FastMCP demonstrates this pattern perfectly. FastMCP framework authors use the AsyncKeyValue protocol for:

• Response caching middleware: Store and retrieve cached responses
• OAuth proxy tokens: Persist authentication tokens across sessions

FastMCP users can plug in any store implementation:

• Development: MemoryStore() for fast iteration
• Production: RedisStore() for distributed caching
• Testing: NullStore() for testing without side effects

How to Use This in Your Framework

1. Accept the protocol in your framework's initialization:

   from key_value.aio.protocols.key_value import AsyncKeyValue
   
   class YourFramework:
       def __init__(self, cache: AsyncKeyValue):
           self.cache = cache
   

2. Use simple key-value operations in your framework:

   # Store data
   await self.cache.put(
       key="session:123",
       value={"user_id": "456", "expires": "2024-01-01"},
       collection="sessions",
       ttl=3600
   )
   
   # Retrieve data
   session = await self.cache.get(key="session:123", collection="sessions")
   

3. Let users choose their backend:

   # User's code - they control the storage backend
   from your_framework import YourFramework
   from key_value.aio.stores.redis import RedisStore
   from key_value.aio.stores.memory import MemoryStore
   
   # Development
   framework = YourFramework(cache=MemoryStore())
   
   # Production
   framework = YourFramework(
       cache=RedisStore(url="redis://localhost:6379/0")
   )
   

By depending on py-key-value-aio instead of a specific storage backend, you give your users the flexibility to choose the right storage for their needs while keeping your framework code clean and backend-agnostic.

Why not use this library?

• Async-only: This library focuses exclusively on async/await patterns. A synchronous wrapper library is not currently planned.
• Managed Entries: Raw values are not stored in backends, a wrapper object is stored instead. This wrapper object contains the value, sometimes metadata like the TTL, and the creation timestamp. Most often it is serialized to and from JSON.
• No Live Objects: Even when using the in-memory store, "live" objects are never returned from the store. You get a dictionary or a Pydantic model, hopefully a copy of what you stored, but never the same instance in memory.
• Dislike of Bear Bros: Beartype is used for runtime type checking. Core protocol methods in store and wrapper implementations (put/get/delete/ttl and their batch variants) enforce types and will raise TypeError for violations. Other code produces warnings. You can disable all beartype checks by setting PY_KEY_VALUE_DISABLE_BEARTYPE=true or suppress warnings via the warnings module.

Installation

Quick start for Async library

Install the library with the backends you need.

# Async library
pip install py-key-value-aio

# With specific backend extras
pip install py-key-value-aio[memory]
pip install py-key-value-aio[disk]
pip install py-key-value-aio[dynamodb]
pip install py-key-value-aio[s3]
pip install py-key-value-aio[elasticsearch]
pip install py-key-value-aio[firestore]
# or: aerospike, redis, mongodb, memcached, valkey, vault, registry, rocksdb, see below for all options

import asyncio

from key_value.aio.protocols.key_value import AsyncKeyValue
from key_value.aio.stores.memory import MemoryStore


async def example(key_value: AsyncKeyValue) -> None:
    await key_value.put(key="123", value={"name": "Alice"}, collection="users", ttl=3600)
    value = await key_value.get(key="123", collection="users")
    await key_value.delete(key="123", collection="users")


async def main():
    memory_store = MemoryStore()
    await example(key_value=memory_store)

asyncio.run(main())

Introduction to py-key-value

Protocols

• Async: key_value.aio.protocols.AsyncKeyValue — async get/put/delete/ttl and bulk variants; optional protocol segments for culling, destroying stores/collections, and enumerating keys/collections implemented by capable stores.
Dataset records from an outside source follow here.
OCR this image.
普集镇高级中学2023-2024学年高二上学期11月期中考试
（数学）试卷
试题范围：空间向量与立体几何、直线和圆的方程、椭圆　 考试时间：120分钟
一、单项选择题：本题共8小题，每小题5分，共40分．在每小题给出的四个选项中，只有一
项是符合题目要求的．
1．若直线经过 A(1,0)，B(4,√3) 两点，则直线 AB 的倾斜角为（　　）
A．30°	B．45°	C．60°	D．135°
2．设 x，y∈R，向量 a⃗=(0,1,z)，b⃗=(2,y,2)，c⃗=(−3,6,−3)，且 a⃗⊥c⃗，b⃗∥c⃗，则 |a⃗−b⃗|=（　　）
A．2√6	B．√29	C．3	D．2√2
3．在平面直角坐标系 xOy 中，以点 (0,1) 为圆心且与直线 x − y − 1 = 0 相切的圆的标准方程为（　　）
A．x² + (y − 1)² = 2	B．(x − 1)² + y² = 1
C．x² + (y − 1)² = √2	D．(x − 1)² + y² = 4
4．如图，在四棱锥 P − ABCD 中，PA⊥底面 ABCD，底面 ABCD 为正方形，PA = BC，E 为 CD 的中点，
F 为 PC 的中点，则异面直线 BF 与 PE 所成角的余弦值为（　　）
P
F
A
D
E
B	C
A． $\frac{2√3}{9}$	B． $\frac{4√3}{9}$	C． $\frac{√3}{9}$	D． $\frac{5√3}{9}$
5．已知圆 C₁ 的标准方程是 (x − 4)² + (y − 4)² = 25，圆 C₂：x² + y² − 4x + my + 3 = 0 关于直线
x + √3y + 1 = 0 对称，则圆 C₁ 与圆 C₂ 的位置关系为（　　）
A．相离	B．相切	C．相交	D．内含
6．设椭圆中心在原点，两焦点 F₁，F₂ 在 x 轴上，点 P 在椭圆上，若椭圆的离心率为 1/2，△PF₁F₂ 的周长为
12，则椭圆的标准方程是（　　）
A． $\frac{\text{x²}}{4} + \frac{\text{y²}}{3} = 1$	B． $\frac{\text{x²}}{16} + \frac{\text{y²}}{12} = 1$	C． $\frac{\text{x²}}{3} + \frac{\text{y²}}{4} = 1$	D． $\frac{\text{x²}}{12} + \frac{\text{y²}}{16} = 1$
The protocols offer a simple interface for your application to interact with the store:

get(key: str, collection: str | None = None) -> dict[str, Any] | None:
get_many(keys: list[str], collection: str | None = None) -> list[dict[str, Any] | None]:

put(key: str, value: dict[str, Any], collection: str | None = None, ttl: SupportsFloat | None = None) -> None:
put_many(keys: list[str], values: Sequence[dict[str, Any]], collection: str | None = None, ttl: SupportsFloat | None = None) -> None:

delete(key: str, collection: str | None = None) -> bool:
delete_many(keys: list[str], collection: str | None = None) -> int:

ttl(key: str, collection: str | None = None) -> tuple[dict[str, Any] | None, float | None]:
ttl_many(keys: list[str], collection: str | None = None) -> list[tuple[dict[str, Any] | None, float | None]]:

Stores

The library provides multiple store implementations organized into three categories:

• Local stores: In-memory and disk-based storage (Memory, Disk, RocksDB, etc.)
• Secret stores: Secure OS-level storage for sensitive data (Keyring, Vault)
• Distributed stores: Network-based storage for multi-node apps (Redis, DynamoDB, S3, MongoDB, etc.)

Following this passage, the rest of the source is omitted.